General information
- Location: San Diego, California
- Coordinates: 32°42′29″N 117°09′44″W﻿ / ﻿32.7080°N 117.1622°W
- Owner: North County Transit District
- Line: BNSF San Diego Subdivision
- Platforms: 1 side platform
- Tracks: 2

Construction
- Accessible: Yes

History
- Opening: 2027

Future services
| Preceding station | North County Transit District |  |  | Following station |
| Santa Fe Depot toward Oceanside |  | COASTER |  | Terminus |

Location

= Downtown San Diego station =

Proposed passenger train station in San Diego, California, United States

Downtown San Diego station is a planned Coaster commuter rail station in San Diego, California.
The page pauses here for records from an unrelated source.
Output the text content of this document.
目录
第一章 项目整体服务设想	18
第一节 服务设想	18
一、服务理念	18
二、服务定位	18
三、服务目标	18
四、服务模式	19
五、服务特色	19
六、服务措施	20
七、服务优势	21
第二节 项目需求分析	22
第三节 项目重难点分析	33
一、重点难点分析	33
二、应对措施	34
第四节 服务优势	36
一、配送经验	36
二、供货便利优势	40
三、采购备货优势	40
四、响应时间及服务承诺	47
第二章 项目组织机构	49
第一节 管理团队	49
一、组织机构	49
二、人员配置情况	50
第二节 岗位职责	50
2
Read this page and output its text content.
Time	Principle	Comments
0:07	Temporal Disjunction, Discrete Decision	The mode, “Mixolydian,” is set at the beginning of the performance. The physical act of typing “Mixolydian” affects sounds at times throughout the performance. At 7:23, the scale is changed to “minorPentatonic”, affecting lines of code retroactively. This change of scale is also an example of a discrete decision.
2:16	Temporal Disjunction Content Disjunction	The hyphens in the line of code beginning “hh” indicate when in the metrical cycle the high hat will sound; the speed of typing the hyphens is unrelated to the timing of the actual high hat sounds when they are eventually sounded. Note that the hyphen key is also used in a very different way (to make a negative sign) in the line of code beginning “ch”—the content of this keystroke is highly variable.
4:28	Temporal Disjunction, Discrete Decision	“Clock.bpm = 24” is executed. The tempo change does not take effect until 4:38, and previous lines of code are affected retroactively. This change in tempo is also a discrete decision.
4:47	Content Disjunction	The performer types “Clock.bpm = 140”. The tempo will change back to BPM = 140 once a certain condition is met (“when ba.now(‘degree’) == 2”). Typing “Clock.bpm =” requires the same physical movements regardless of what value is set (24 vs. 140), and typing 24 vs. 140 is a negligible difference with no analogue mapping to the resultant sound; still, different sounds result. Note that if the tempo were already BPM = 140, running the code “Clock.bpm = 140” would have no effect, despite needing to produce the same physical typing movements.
The station will be built in conjunction with upgrades to the BNSF Railway corridor and adds a pocket track to allow greater service frequencies. A new passenger platform will be located between 1st and 5th Streets. The station is in the vicinity of the Gaslamp Quarter, San Diego Convention Center, and Petco Park; it will further provide connections to the San Diego Trolley at the adjacent Convention Center station and Gaslamp Quarter station. Improvements were funded partly by a Trade Corridor Enhancement Program grant, derived from Road Repair and Accountability Act revenues, and partly by BNSF.

As of February 2026, construction on the Downtown Platform is scheduled to begin in the spring. After 18 months of construction, the station will likely open in late-2027 or early-2028.